Insurance claims don't adhere to typical economic principles of supply and demand because there are three parties to every transaction, not two. This is not a serious problem with something like life insurance because there a finality about death that makes the claims process and the aftermath much more clear, but for health insurance it introduces a flaw that always rears its ugly head. If I need medical care, we have three parties to the transaction who operate under conditions that do not apply to a "pure" economic transaction . . . (A) I have already paid for the insurance, so I really don't care how much the treatment costs -- I want the best care, best service, etc.; (B) the insurance company doesn't have to live with the consequences of poor medical treatment, so it doesn't really care about the quality of the doctor, the procedures, etc.; and (C) the doctor and medical facility is dealing with two "customers" who have two different goals in mind in the transaction. The end result is that the insurance keeps getting more expensive because there is no way for prices to be regulated by "the market" through normal supply and demand considerations.
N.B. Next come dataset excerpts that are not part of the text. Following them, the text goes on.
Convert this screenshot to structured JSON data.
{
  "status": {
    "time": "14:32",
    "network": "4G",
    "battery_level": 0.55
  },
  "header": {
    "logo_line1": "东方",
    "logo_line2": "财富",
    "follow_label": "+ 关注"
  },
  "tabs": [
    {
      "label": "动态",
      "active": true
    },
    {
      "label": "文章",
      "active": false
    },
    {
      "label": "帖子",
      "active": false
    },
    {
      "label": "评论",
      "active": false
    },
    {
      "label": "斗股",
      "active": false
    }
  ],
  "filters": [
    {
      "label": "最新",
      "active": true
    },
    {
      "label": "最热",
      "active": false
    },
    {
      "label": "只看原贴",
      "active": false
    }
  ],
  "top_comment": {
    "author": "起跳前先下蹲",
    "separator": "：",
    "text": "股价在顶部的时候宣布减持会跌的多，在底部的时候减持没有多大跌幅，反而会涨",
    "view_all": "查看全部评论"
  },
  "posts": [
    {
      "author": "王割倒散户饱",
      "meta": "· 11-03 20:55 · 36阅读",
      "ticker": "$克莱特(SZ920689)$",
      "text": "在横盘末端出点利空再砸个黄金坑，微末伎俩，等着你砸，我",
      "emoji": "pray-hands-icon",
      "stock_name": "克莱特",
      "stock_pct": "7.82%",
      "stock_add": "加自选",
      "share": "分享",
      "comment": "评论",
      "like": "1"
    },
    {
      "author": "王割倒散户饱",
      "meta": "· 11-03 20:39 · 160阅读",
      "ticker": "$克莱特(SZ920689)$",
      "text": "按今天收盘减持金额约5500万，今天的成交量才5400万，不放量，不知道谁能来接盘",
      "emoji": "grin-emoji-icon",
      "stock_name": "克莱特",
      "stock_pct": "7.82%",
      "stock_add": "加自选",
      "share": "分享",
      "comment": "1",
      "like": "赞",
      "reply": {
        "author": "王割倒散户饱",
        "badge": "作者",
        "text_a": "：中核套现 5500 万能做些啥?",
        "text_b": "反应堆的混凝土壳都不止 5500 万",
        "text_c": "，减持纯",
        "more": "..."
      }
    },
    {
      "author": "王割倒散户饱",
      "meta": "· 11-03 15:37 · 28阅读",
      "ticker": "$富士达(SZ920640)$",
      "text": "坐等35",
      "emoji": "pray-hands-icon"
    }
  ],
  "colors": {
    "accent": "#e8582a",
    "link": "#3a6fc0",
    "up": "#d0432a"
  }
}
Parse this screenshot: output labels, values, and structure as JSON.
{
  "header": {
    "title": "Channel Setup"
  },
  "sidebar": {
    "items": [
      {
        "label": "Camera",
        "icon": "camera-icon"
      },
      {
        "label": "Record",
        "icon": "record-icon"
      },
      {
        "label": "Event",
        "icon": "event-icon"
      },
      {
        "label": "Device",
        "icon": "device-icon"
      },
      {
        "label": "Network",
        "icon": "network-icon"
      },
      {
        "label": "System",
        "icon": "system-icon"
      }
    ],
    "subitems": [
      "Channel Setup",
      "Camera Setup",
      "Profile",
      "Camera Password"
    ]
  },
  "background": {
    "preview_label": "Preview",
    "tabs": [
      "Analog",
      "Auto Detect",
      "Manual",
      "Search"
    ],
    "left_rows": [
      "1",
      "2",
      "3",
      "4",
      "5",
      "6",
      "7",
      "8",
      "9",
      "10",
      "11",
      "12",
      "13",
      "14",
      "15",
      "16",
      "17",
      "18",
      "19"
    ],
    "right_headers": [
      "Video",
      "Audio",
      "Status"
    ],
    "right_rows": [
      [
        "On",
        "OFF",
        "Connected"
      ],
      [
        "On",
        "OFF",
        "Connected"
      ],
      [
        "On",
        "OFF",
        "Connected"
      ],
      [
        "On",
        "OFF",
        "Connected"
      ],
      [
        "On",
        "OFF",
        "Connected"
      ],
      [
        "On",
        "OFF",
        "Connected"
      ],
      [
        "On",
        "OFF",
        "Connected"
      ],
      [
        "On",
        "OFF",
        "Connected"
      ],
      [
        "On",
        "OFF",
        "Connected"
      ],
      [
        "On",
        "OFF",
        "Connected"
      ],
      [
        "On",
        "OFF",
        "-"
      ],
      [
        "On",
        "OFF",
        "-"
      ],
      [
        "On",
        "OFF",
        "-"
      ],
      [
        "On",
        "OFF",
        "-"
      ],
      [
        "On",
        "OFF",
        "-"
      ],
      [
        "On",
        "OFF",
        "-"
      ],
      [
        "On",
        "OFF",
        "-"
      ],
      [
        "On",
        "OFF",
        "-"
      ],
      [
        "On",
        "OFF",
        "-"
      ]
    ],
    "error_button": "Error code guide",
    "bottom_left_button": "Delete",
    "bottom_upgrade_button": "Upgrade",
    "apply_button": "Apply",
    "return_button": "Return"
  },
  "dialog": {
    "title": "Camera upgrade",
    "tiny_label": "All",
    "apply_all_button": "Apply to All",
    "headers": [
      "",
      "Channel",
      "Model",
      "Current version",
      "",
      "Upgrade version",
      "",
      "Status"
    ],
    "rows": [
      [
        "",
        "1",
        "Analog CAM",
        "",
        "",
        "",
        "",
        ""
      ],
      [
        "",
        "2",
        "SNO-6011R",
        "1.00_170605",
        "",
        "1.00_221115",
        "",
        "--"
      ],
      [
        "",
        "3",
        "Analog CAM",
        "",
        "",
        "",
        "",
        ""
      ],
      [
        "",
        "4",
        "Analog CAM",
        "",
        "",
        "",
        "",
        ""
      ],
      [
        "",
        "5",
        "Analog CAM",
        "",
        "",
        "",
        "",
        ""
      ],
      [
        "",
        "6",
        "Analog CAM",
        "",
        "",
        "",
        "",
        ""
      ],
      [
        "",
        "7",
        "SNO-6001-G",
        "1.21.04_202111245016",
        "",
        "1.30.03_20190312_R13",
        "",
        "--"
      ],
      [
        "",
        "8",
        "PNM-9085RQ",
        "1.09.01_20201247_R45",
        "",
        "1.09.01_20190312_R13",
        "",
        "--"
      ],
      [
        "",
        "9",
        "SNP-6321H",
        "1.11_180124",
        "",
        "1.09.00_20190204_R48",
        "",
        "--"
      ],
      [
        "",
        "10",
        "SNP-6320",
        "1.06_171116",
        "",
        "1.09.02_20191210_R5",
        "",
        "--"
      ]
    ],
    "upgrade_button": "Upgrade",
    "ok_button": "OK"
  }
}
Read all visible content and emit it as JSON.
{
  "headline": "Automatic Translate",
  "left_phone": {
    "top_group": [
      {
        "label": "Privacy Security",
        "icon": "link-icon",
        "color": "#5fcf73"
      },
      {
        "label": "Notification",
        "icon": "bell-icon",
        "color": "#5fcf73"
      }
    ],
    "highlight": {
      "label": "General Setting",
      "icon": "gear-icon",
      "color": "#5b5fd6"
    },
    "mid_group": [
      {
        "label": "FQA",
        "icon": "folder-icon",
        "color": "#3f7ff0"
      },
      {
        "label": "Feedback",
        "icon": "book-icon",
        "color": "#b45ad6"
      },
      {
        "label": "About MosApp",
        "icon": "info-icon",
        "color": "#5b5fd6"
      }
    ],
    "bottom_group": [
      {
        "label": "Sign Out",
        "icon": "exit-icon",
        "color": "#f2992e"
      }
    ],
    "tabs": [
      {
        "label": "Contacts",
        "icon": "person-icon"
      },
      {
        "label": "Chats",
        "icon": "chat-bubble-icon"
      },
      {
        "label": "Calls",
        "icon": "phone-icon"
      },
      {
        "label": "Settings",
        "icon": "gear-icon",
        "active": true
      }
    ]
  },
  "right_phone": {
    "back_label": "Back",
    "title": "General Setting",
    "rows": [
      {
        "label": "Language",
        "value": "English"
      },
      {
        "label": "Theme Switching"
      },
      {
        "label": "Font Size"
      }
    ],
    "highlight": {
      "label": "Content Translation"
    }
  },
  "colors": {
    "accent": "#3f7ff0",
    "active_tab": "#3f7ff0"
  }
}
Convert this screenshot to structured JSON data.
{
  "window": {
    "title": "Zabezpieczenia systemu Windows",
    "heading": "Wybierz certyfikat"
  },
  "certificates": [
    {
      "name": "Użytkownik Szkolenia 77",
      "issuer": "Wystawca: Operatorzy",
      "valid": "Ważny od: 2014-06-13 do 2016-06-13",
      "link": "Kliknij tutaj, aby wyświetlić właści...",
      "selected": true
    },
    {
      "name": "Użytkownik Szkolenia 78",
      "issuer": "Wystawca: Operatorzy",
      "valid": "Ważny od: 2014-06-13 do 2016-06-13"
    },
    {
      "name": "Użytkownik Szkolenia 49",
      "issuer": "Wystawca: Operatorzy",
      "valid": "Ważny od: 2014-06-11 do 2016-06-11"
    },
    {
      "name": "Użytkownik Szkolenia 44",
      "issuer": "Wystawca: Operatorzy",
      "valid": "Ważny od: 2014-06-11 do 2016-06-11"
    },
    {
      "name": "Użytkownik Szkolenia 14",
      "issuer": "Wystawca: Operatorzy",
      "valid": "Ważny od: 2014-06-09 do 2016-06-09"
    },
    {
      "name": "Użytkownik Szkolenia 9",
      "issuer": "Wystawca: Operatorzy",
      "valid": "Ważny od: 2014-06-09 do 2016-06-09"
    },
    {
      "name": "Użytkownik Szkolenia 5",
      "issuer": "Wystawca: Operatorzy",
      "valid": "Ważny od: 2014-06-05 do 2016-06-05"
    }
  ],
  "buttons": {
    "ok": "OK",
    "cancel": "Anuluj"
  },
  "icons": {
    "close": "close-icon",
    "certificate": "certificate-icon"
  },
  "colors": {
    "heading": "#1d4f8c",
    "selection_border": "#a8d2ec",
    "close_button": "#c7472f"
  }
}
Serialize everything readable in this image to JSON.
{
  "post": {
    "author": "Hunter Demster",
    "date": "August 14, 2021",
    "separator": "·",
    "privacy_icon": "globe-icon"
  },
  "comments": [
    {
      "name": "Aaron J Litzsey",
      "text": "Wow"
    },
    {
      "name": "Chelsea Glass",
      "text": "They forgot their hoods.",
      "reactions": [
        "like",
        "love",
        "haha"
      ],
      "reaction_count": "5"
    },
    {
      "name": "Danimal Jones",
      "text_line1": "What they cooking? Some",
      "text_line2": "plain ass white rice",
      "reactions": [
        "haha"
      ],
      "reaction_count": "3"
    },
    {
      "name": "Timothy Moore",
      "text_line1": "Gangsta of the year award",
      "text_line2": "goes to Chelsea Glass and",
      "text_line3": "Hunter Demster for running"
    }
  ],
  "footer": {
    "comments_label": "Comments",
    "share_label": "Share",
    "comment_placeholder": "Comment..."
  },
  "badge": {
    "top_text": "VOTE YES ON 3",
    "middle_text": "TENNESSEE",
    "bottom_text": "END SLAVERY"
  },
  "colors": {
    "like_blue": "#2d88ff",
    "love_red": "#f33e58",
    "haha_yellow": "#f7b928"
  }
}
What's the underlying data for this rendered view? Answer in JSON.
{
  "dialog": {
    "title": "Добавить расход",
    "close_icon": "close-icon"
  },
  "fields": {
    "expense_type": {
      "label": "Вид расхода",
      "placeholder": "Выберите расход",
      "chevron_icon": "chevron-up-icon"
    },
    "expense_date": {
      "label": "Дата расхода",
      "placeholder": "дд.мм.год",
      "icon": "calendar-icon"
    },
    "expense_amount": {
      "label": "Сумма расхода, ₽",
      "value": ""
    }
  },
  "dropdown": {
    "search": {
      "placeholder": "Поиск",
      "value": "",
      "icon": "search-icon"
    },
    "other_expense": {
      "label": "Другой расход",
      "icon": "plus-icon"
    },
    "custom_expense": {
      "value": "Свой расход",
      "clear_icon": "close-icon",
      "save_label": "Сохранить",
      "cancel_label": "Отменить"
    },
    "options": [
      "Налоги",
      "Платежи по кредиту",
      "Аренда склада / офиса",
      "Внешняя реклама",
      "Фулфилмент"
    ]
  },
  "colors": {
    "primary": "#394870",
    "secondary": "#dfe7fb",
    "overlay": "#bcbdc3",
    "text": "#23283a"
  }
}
There should be a one time, six-months amnesty, during which people w preexisting conditions can get insurance. That is it.
It is not fair to everyone else that people don’t get insurance while healthy, just wait until they get some terrible illness, then want to get insurance.
Really? How much do you charge for the medication YOU have developed?
bookmark
A better approach is to clearly define what exactly a "pre-existing condition" means ... so it reflects the way other types of insurance work.
If you have no insurance today and then you have a medical condition that requires expensive care, then yes -- you have a "pre-existing condition" (by any definition) if you go out and try to buy medical coverage.
On the other hand ... if you are already insured today and you have a medical condition that requires ongoing treatment, your condition should NOT be considered "pre-existing" if you change insurance carriers. Your continuity of insurance should protect you in all cases. In the example I cited here, there should be a transparent, regulated process for the two insurance companies (the one covering you when treatment began and the one covering you when you change insurers) to work out the details of who pays for the medical care for that particular illness or injury.
If you are currently ill, any financial contract that has someone else paying the bills is not “insurance,” and no business would willingly enter into a contract that obligated them to pay the bill rather than you.
One could hypothesize a contract that “insured” a person with, say, diabetes: the annual premium would be equal to the expected annual cost of treatment for the diabetes, plus an additional sum towards actual insurance for injuries or further illnesses. It would cost a lot, probably more than paying cash for treatment of diabetes while buying an insurance policy for other stuff.
“pre-existing” conditions is probably too loose a term to be of practical use. It implies conditions that someone has never seen a doctor about.
Should be “conditions that had to be previously paid for, either out-of-pocket or a prior insurance company”.